Cowsert v. Cowsert

D. E. Holbrook, Jr., J.

The fundamental issue in this case has to do with the constitutionality of the Michigan "no-fault” divorce statute, MCLA 552.6; MSA 25.86.

The pertinent facts giving rise to the instant appeal involve a divorce action instituted by plaintiff on March 17, 1975. Plaintiffs complaint originally alleged that there had been a breakdown in the marriage relationship to the extent that the objects of matrimony had been destroyed and that there remained no reasonable likelihood that the marriage could be preserved. Such language followed the "no-fault” statute enacted in 1971. On September 11, 1975, plaintiff filed an amended complaint incorporating the "no-fault” grounds and added a separate allegation claiming extreme cruelty.

The trial was had on June 21, 1976, at which *131time the trial judge ruled Michigan’s "no-fault” divorce statute to be unconstitutional and required plaintiff to present his proofs under the old law with respect to extreme and repeated cruelty. During the trial, at which only the plaintiff testified, evidence was brought out that approximately 2-1/2 months following the filing of the original complaint plaintiff and defendant engaged in an act of sexual intercourse. This was more than a year prior to the trial in this case. The trial judge found that the isolated act of sexual intercourse constituted condonation and denied the divorce. Plaintiff appeals as of right.

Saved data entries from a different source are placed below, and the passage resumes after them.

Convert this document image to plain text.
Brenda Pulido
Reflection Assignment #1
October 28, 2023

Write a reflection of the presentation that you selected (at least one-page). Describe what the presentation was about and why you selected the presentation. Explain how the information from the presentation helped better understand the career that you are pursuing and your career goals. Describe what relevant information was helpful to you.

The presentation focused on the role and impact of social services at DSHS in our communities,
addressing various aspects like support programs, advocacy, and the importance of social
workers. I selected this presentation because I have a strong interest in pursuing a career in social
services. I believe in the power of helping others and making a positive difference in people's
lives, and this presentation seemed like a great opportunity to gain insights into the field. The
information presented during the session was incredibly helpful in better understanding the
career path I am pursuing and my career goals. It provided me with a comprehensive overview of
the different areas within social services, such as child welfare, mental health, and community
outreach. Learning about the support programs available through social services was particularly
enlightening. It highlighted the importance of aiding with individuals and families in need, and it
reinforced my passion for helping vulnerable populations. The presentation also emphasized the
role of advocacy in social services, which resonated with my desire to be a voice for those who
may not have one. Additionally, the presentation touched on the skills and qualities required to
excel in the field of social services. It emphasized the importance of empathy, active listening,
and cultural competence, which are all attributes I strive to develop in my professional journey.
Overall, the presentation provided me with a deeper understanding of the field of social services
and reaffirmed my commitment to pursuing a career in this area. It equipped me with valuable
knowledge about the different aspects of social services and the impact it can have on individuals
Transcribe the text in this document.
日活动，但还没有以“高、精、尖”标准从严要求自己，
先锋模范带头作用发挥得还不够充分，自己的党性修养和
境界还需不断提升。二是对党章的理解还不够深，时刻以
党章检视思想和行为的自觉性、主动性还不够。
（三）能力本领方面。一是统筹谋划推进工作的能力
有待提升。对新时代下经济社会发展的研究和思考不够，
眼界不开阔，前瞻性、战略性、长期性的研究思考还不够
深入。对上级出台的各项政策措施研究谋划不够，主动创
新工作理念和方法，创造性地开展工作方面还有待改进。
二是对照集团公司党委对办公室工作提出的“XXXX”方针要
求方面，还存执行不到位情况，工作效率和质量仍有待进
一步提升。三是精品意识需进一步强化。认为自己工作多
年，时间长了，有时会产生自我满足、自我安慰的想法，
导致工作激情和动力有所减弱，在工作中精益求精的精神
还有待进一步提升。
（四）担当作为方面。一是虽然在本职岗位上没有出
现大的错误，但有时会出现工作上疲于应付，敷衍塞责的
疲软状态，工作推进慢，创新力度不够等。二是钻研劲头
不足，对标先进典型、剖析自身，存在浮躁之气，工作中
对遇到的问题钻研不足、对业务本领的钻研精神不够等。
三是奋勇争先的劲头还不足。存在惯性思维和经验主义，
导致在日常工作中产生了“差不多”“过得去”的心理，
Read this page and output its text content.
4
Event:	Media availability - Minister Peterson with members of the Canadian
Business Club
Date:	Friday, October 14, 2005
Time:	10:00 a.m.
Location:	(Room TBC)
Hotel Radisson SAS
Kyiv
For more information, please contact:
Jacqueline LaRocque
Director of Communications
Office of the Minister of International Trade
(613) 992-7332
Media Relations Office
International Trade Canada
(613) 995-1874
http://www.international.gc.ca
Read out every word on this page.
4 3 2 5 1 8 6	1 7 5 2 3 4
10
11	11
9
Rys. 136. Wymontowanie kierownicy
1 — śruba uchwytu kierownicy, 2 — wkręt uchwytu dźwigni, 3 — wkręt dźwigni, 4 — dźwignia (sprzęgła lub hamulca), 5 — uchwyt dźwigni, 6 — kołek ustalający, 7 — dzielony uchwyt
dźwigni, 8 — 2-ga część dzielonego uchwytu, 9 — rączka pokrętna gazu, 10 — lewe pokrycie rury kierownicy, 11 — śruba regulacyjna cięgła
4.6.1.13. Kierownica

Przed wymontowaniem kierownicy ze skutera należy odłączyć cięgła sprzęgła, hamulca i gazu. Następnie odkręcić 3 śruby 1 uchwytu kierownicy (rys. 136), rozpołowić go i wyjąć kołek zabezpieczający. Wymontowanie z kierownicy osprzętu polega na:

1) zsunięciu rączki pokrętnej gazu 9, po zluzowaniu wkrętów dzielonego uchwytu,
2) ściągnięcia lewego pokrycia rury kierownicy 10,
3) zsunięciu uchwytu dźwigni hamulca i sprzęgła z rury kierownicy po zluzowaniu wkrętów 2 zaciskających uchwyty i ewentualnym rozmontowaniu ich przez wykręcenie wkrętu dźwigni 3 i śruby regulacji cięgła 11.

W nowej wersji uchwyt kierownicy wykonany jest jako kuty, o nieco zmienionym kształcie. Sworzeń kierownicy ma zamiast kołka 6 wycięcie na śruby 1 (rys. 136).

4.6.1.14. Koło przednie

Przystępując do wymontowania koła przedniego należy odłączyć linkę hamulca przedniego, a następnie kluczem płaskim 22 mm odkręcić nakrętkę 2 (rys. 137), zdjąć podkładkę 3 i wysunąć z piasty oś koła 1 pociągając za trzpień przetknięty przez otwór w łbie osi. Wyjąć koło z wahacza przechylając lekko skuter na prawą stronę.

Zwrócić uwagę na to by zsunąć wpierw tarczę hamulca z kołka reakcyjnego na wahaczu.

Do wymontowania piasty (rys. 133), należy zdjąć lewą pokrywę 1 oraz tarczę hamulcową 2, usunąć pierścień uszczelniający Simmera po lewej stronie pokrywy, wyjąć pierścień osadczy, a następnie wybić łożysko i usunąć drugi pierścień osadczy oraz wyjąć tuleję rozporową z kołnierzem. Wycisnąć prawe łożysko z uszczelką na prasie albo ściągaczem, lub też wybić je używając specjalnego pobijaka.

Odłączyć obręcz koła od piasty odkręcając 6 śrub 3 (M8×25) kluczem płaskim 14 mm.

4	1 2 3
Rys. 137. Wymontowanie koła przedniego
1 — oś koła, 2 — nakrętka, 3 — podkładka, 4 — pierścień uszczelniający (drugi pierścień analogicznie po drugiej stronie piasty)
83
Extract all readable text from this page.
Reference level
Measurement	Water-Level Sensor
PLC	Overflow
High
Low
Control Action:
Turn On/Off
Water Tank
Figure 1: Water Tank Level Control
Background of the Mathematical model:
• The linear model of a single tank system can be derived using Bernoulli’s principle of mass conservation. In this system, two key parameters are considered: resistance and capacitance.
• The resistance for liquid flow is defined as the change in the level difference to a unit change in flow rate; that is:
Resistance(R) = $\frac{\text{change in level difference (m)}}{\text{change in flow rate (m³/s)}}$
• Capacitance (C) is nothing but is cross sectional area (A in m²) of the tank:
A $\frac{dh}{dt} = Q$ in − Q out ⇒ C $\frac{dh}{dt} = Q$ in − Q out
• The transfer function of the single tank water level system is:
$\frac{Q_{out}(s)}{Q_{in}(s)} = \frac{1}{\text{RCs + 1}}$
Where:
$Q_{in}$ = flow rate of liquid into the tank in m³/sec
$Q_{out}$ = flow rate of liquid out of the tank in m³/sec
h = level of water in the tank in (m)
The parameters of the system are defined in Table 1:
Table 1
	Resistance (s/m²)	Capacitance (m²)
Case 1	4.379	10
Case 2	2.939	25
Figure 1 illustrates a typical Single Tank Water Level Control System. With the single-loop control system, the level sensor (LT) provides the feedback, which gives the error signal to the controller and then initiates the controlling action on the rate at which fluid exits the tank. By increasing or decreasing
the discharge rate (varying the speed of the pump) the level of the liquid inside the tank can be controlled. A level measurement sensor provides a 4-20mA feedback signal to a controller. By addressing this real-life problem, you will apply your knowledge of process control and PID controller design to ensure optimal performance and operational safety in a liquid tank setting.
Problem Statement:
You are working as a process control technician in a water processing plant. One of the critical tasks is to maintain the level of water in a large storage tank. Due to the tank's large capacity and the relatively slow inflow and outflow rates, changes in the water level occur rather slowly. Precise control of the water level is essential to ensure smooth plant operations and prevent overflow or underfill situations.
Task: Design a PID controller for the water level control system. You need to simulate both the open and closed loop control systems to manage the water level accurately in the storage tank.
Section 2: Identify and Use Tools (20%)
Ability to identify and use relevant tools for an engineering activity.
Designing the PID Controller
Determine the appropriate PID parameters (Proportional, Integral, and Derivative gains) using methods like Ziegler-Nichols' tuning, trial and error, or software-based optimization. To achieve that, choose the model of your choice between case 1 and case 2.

The constitutionality of the Michigan "no-fault” divorce statute, MCLA 552.6; MSA 25.86, appears to be one of first impression in this state. Hence we find it necessary to look to certain California decisions relative to attacks on similar statutes. In California a statute providing for dissolution of a marriage upon a finding of irreconcilable differences which have caused the irremediable breakdown of the marriage was held valid over objections that it violated the constitutional guaranty of due process, that it was too vague and ambiguous to assure uniform application, that it impaired the obligations of contract, and that application of the statute in the instant case constituted a retroactive application of law depriving the wife of her vested interest in her married status, In re Marriage of Walton, 28 Cal App 3d 108; 104 Cal Rptr 472 (1972).

In another California decision a contention that the statute was unconstitutional, in that it laid down absolutely no guidelines as to what constitutes irreconcilable differences, with the result that the marriage might be dissolved "on the whim and caprice of the particular judge”, was *132rejected in In re Marriage of Cosgrove, 27 Cal App 3d 424; 103 Cal Rptr 733 (1972).1

The pertinent part of the Michigan statute, MCLA 552.6; MSA 25.86, reads as follows:

"(3) The court shall enter a judgment dissolving the bonds of matrimony if evidence is presented in open court that there has been a breakdown in the marriage relationship to the extent that the objects of matrimony have been destroyed and there remains no reasonable likelihood that the marriage can be preserved.”

While the Michigan statute reads somewhat differently than the California statute the meaning and import are nearly identical. We choose to follow the view taken by the California court and hold our own Michigan "no-fault” divorce statute, MCLA 552.6; MSA. 25.86, to be constitutional. Moreover, we would hold that a marriage is based on more than just sex so that an isolated instance of sexual intercourse occurring after the commencement of a divorce action but more than one year prior to trial is not, in and of itself, a sufficient basis to deny a divorce under the "no-fault” divorce statute.

Since the trial court held the "no-fault” divorce statute to be unconstitutional and applied an erroneous principle of law relative to the instant case by requiring plaintiff to proceed under previous, no longer existing, law we reverse and remand to the trial court for rehearing and redetermination pursuant to the provisions of MCLA 552.6; MSA 25.86.

Reversed and remanded for proceedings not inconsistent with this opinion. No costs, construction of a statute being involved.

*133Allen, J., concurred.

For a detailed explanation of the California court’s reasons see 55 ALR 3d, 590-592.